In the 1990s he had a laryngectomy, requiring the use of an electrolarynx.

==Career==
Solé had a theatrical career that spanned over six decades, starting as an actor then expanding into stage direction, set and costume design, as well as directing theaters and cultural institutions.

His theatrical acting career began in 1946, as part of the Teatro Estudiantil Autónomo (Autonomous Student Theater), becoming a member of the INBA Theater Company in 1948. Studying at National Autonomous University of Mexico, he joined the Compañía de Teatro Universitario in 1950, with did several tours around Mexico.

He made his debut as a director in the early 1960s, with the play Amadeo by Eugene Ionesco, During the same decade, he became the director of the Xola Theater (today the Julio Prieto Theater) from 1965 to 1968. In the 1970s, Solé became the director of the INBA Theatrical Department (1977-1987/1991-1994), including the school he studied acting at.

Solé founded cultural institutions such as Mexico's National Theater Company (Compañía Nacional de Teatro) and the Rodolfo Usigli National Center of Theater Research, Documentation and Information, along with the Muestra Nacional de Teatro (National Theater Show) in the 1970s. He also served as a cultural attaché of the Mexican embassy in the Soviet Union from 1975 to 1977.

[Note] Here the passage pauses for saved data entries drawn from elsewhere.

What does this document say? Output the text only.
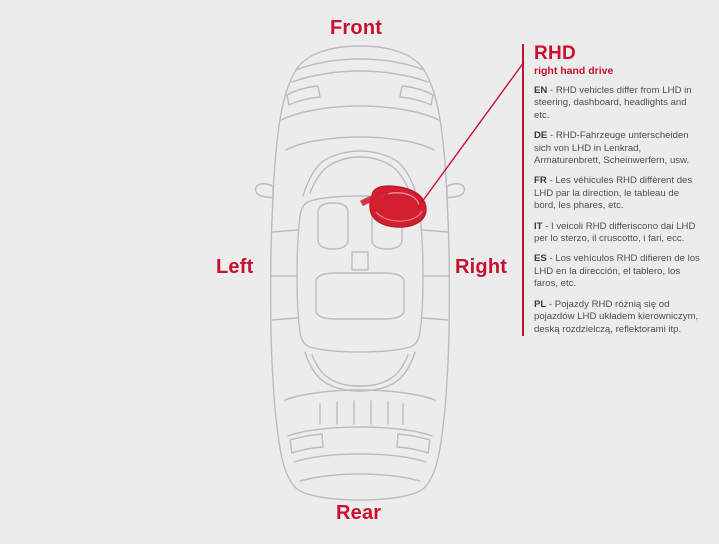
Front
Rear
Left	Right
RHD
right hand drive

EN - RHD vehicles differ from LHD in steering, dashboard, headlights and etc.

DE - RHD-Fahrzeuge unterscheiden sich von LHD in Lenkrad, Armaturenbrett, Scheinwerfern, usw.

FR - Les véhicules RHD diffèrent des LHD par la direction, le tableau de bord, les phares, etc.

IT - I veicoli RHD differiscono dai LHD per lo sterzo, il cruscotto, i fari, ecc.

ES - Los vehículos RHD difieren de los LHD en la dirección, el tablero, los faros, etc.

PL - Pojazdy RHD różnią się od pojazdów LHD układem kierowniczym, deską rozdzielczą, reflektorami itp.
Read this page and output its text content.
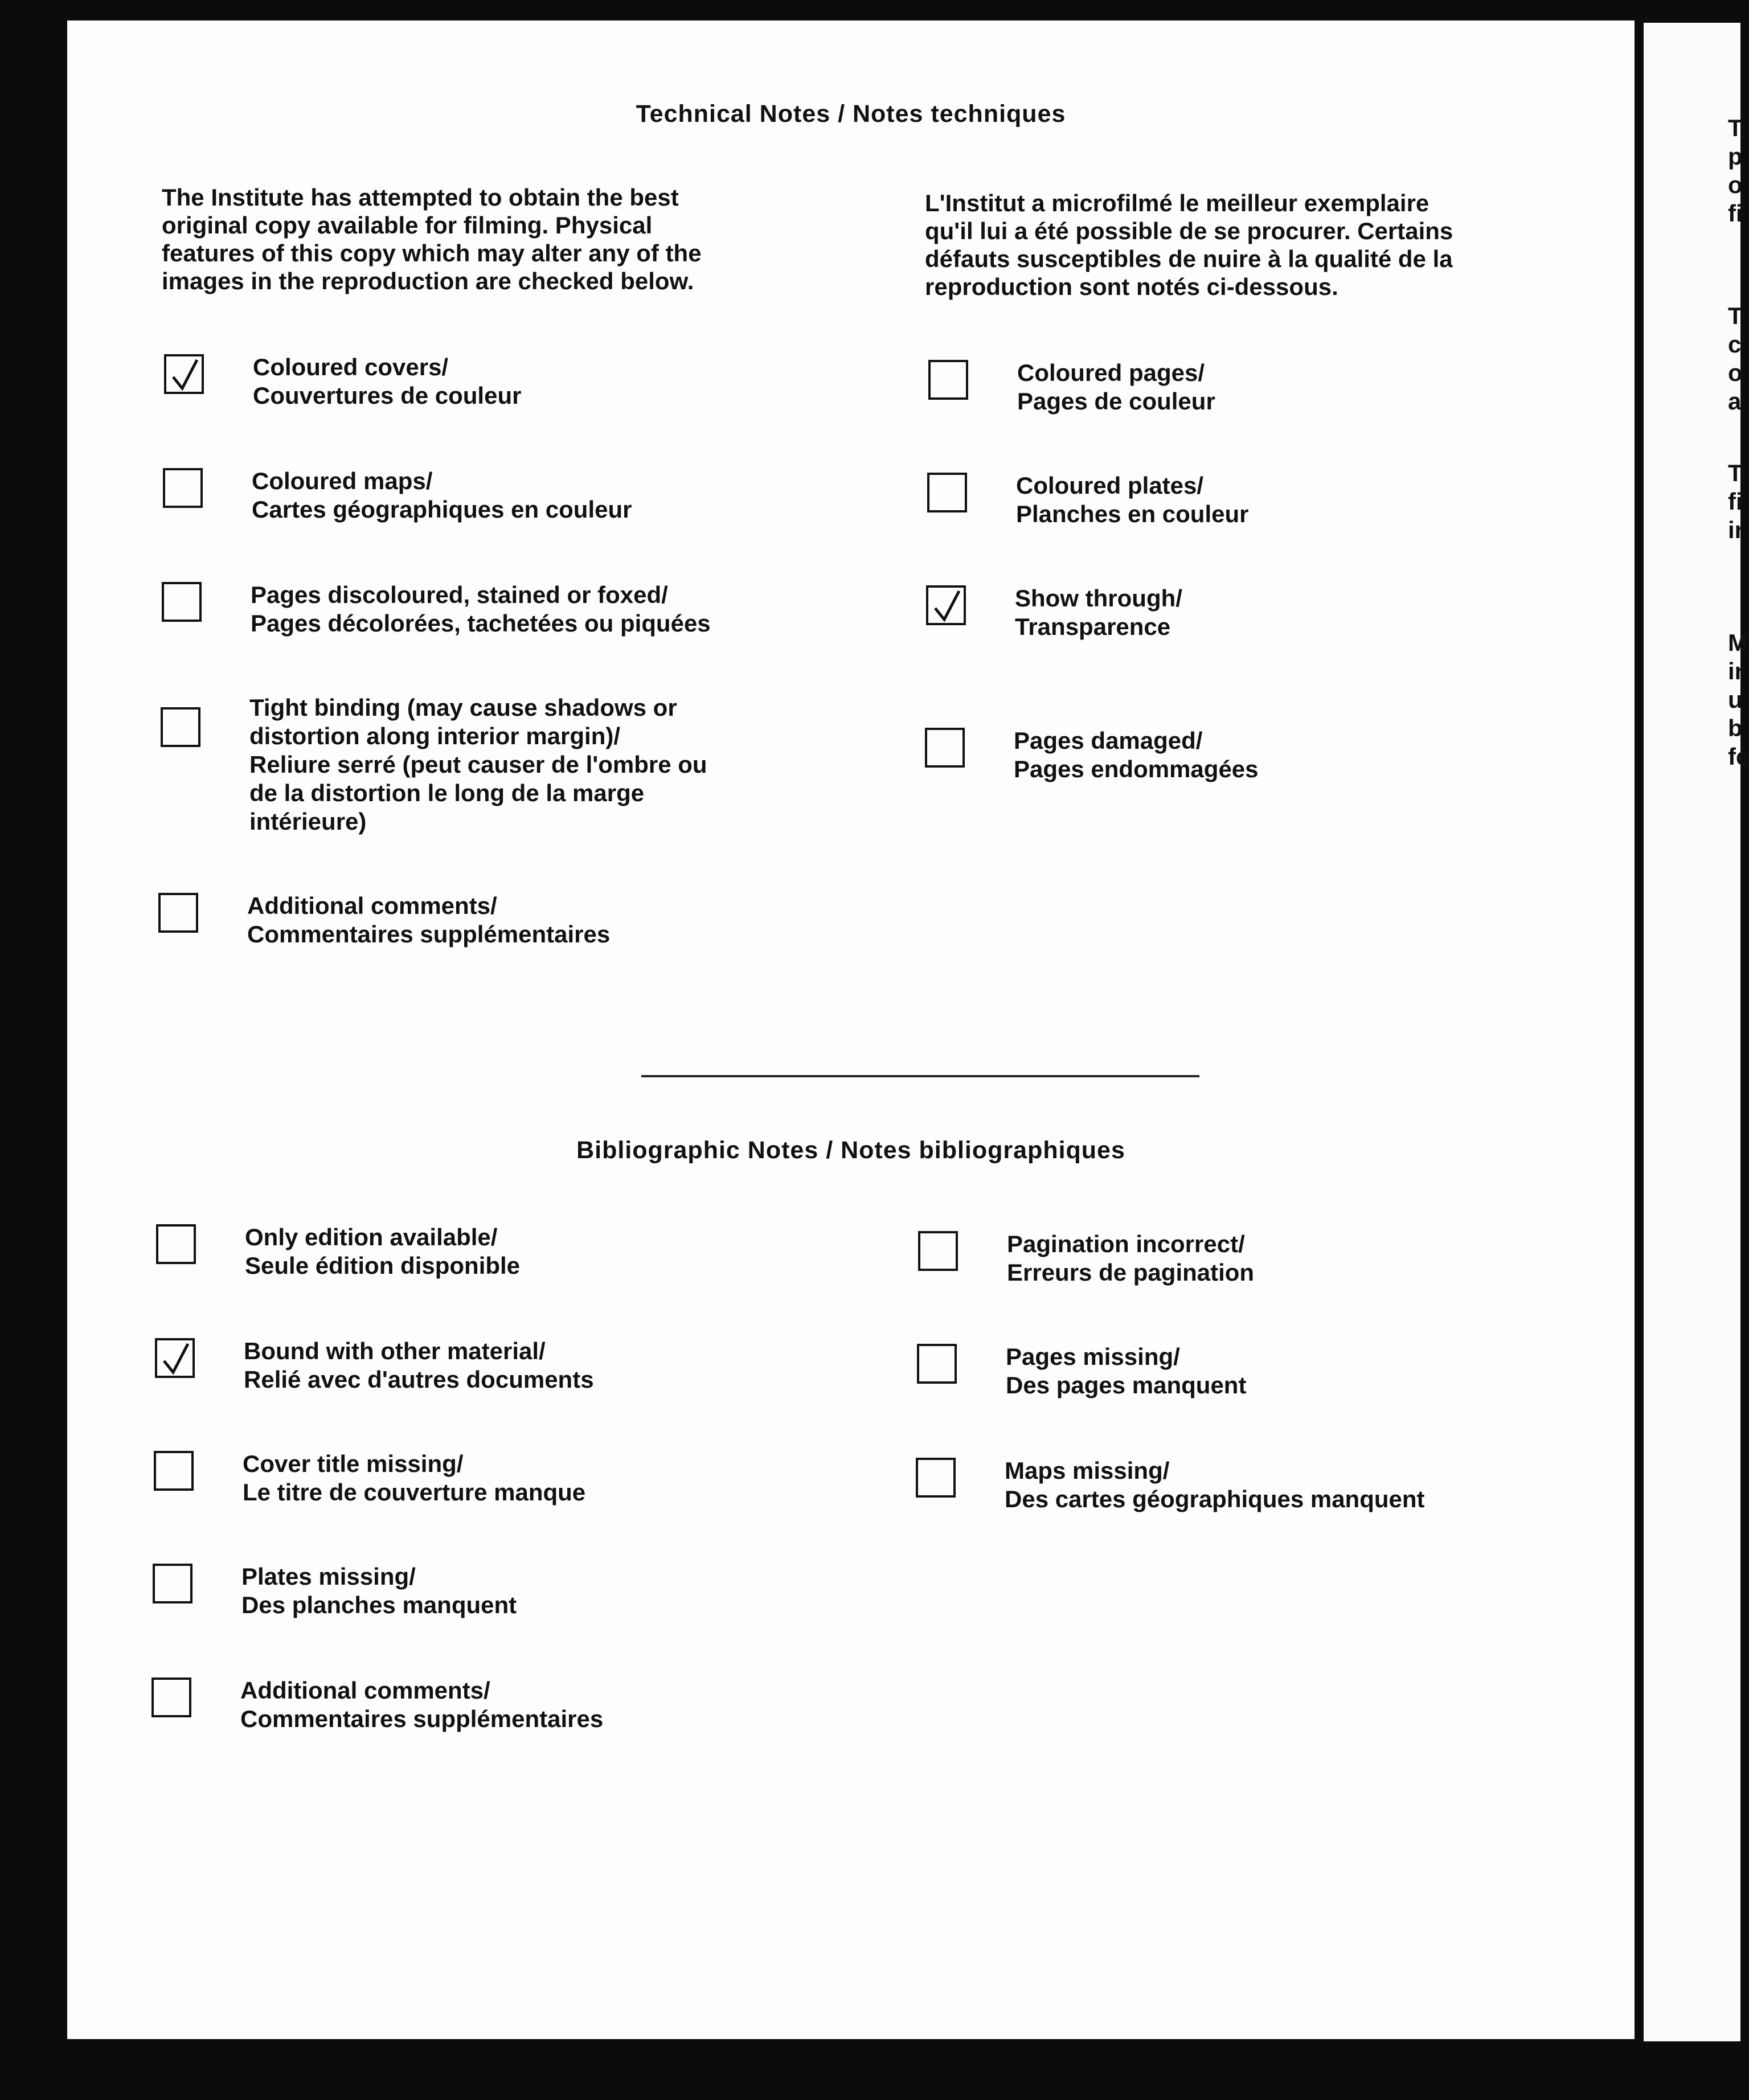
Technical Notes / Notes techniques

The Institute has attempted to obtain the best
original copy available for filming. Physical
features of this copy which may alter any of the
images in the reproduction are checked below.

L'Institut a microfilmé le meilleur exemplaire
qu'il lui a été possible de se procurer. Certains
défauts susceptibles de nuire à la qualité de la
reproduction sont notés ci-dessous.

Coloured covers/
Couvertures de couleur

Coloured maps/
Cartes géographiques en couleur

Pages discoloured, stained or foxed/
Pages décolorées, tachetées ou piquées

Tight binding (may cause shadows or
distortion along interior margin)/
Reliure serré (peut causer de l'ombre ou
de la distortion le long de la marge
intérieure)

Additional comments/
Commentaires supplémentaires

Coloured pages/
Pages de couleur

Coloured plates/
Planches en couleur

Show through/
Transparence

Pages damaged/
Pages endommagées

Bibliographic Notes / Notes bibliographiques

Only edition available/
Seule édition disponible

Bound with other material/
Relié avec d'autres documents

Cover title missing/
Le titre de couverture manque

Plates missing/
Des planches manquent

Additional comments/
Commentaires supplémentaires

Pagination incorrect/
Erreurs de pagination

Pages missing/
Des pages manquent

Maps missing/
Des cartes géographiques manquent

T
p
o
fi

T
c
o
a

T
fi
ir

M
ir
u
b
fc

Solé's career got its start at a time when Mexico's theater was in crisis. Despite government funding for a number of arts after the Mexican Revolution, theater was not included, and split into those which performed foreign works commercially and those who tried to perform more nationalistic works without government support. Solé does not believe in dividing theater into types such as experimental or commercial, forming and directing theater groups that performed all styles of works. He, himself, has directed most genres of theatre including children's, musical comedy, commercial productions, experimental, opera and even some television, and include "Moctezuma II", by Sergio Magaña; "La casa de Bernarda Alba", by Federico García Lorca; "La Orestiada", by Esquilo; "Las Troyanas", by Eurípides; "El avaro", by Molière, "El alcalde de Zalamea", by Calderón de la Barca; "Otelo" and "A Midsummer Night's Dream", by William Shakespeare.

==Recognition==
Six years after his debut in theater, Solé received the 1952 Mexican Theater Critics Association Prize for best young actor. The same organization recognized him as best actor in 1954. His acting debut earned him a Best Direction award from the Mexican Theater Critics Association. The prize for Best Produccion of the Mexican Theater Critics Association now bear his name.

Solé's first major recognition for his life's work was in 1997, at the National Theater Show, which he founded. In 2008, he received Premio Nacional de Ciencias y Artes (National Arts and Sciences Prize), presented at the Palacio de Bellas Arts. This was followed by the Pillar of Theater in Mexico Medal at the Centro Cultural del Bosque in 2009, and the Clavis Palafoxianum from the state of Puebla in 2013.

In 2014, Solé was honored at the Festival Internacional Cervantino, and accepted as a member of the International Theatre Institute of UNESCO.